Marie Rollet was a French woman and early settler in Quebec. Her second husband, Louis Hébert, was apothecary to Samuel Champlain's expeditions to Acadia and Quebec on 1606 and 1610–13. When she and her three surviving children traveled with her husband, Louis Hébert, to Quebec in 1617, she became the first European woman to settle in Quebec. Her eldest daughter Anne's marriage to Étienne Jonquet in 1618 was the first recorded in Quebec. While Anne died in childbirth in 1619, she left many descendants through her other two children.

According to the Dictionary of Canadian Biography, Hébert routinely provided medical treatment to First Nations peoples, and the entire family had friendly ties with First Nations people.

Her husband died in 1627, and she remarried in 1629.

Quebec was captured and occupied by British privateers in 1627, during the Anglo-French War of (1627–1629). Although the English returned many of the settlers to France, Rollet and her family, remained.

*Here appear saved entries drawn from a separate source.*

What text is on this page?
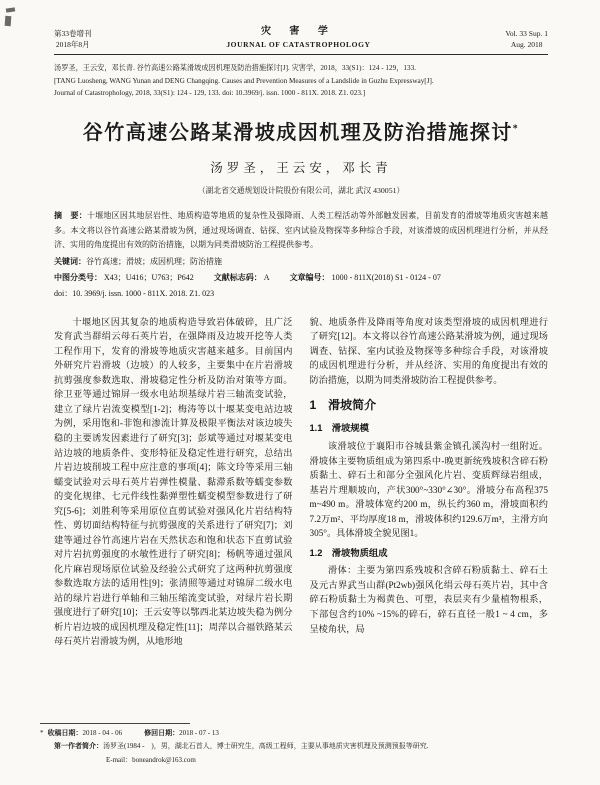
第33卷增刊
2018年8月
灾 害 学
JOURNAL OF CATASTROPHOLOGY
Vol. 33 Sup. 1
Aug. 2018
汤罗圣，王云安，邓长青. 谷竹高速公路某滑坡成因机理及防治措施探讨[J]. 灾害学，2018，33(S1)：124 - 129，133.
[TANG Luosheng, WANG Yunan and DENG Changqing. Causes and Prevention Measures of a Landslide in Guzhu Expressway[J].
Journal of Catastrophology, 2018, 33(S1): 124 - 129, 133. doi: 10.3969/j. issn. 1000 - 811X. 2018. Z1. 023.]
谷竹高速公路某滑坡成因机理及防治措施探讨*
汤罗圣，王云安，邓长青
（湖北省交通规划设计院股份有限公司，湖北 武汉 430051）

摘　要：十堰地区因其地层岩性、地质构造等地质的复杂性及强降雨、人类工程活动等外部触发因素，目前发育的滑坡等地质灾害越来越多。本文将以谷竹高速公路某滑坡为例，通过现场调查、钻探、室内试验及物探等多种综合手段，对该滑坡的成因机理进行分析，并从经济、实用的角度提出有效的防治措施，以期为同类滑坡防治工程提供参考。

关键词：谷竹高速；滑坡；成因机理；防治措施

中图分类号： X43；U416；U763；P642	文献标志码： A	文章编号： 1000 - 811X(2018) S1 - 0124 - 07

doi：10. 3969/j. issn. 1000 - 811X. 2018. Z1. 023

十堰地区因其复杂的地质构造导致岩体破碎，且广泛发育武当群绢云母石英片岩，在强降雨及边坡开挖等人类工程作用下，发育的滑坡等地质灾害越来越多。目前国内外研究片岩滑坡（边坡）的人较多，主要集中在片岩滑坡抗剪强度参数选取、滑坡稳定性分析及防治对策等方面。徐卫亚等通过锦屏一级水电站坝基绿片岩三轴流变试验，建立了绿片岩流变模型[1-2]；梅涛等以十堰某变电站边坡为例，采用饱和-非饱和渗流计算及极限平衡法对该边坡失稳的主要诱发因素进行了研究[3]；彭斌等通过对堰某变电站边坡的地质条件、变形特征及稳定性进行研究，总结出片岩边坡削坡工程中应注意的事项[4]；陈文玲等采用三轴蠕变试验对云母石英片岩弹性模量、黏滞系数等蠕变参数的变化规律、七元件线性黏弹塑性蠕变模型参数进行了研究[5-6]；刘胜利等采用原位直剪试验对强风化片岩结构特性、剪切面结构特征与抗剪强度的关系进行了研究[7]；刘建等通过谷竹高速片岩在天然状态和饱和状态下直剪试验对片岩抗剪强度的水敏性进行了研究[8]；杨帆等通过强风化片麻岩现场原位试验及经验公式研究了这两种抗剪强度参数选取方法的适用性[9]；张清照等通过对锦屏二级水电站的绿片岩进行单轴和三轴压缩流变试验，对绿片岩长期强度进行了研究[10]；王云安等以鄂西北某边坡失稳为例分析片岩边坡的成因机理及稳定性[11]；周萍以合福铁路某云母石英片岩滑坡为例，从地形地

貌、地质条件及降雨等角度对该类型滑坡的成因机理进行了研究[12]。本文将以谷竹高速公路某滑坡为例，通过现场调查、钻探、室内试验及物探等多种综合手段，对该滑坡的成因机理进行分析，并从经济、实用的角度提出有效的防治措施，以期为同类滑坡防治工程提供参考。

1　滑坡简介
1.1　滑坡规模

该滑坡位于襄阳市谷城县紫金镇孔溪沟村一组附近。滑坡体主要物质组成为第四系中-晚更新统残坡积含碎石粉质黏土、碎石土和部分全强风化片岩、变质辉绿岩组成，基岩片理顺坡向，产状300°~330°∠30°。滑坡分布高程375 m~490 m。滑坡体宽约200 m，纵长约360 m，滑坡面积约7.2万m²、平均厚度18 m，滑坡体积约129.6万m³，主滑方向305°。具体滑坡全貌见图1。

1.2　滑坡物质组成

滑体：主要为第四系残坡积含碎石粉质黏土、碎石土及元古界武当山群(Pt2wb)强风化绢云母石英片岩，其中含碎石粉质黏土为褐黄色、可塑，表层夹有少量植物根系，下部包含约10% ~15%的碎石，碎石直径一般1 ~ 4 cm，多呈棱角状，局

* 收稿日期：2018 - 04 - 06	修回日期：2018 - 07 - 13
第一作者简介：汤罗圣(1984 -　)，男，湖北石首人，博士研究生，高级工程师，主要从事地质灾害机理及预测预报等研究.
E-mail：boneandrok@163.com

David Kirke, the leader of the English occupiers, had brought a seven year old enslaved boy from Madagascar. Kirke sold the boy to Olivier Letardif. This was the first recorded sale of an African slave in Quebec. Letardif, in turn, gave the boy to Rollet's daughter Guillemette Couillard. Rollet and Couillard arranged for the child to have some religious and practical education, and he was baptized Olivier Le Jeune, in 1633.

According to the Dictionary of Canadian Biography after the end of British occupation, in 1632, "her house became the home of indigenous girls given to the Jesuits for training."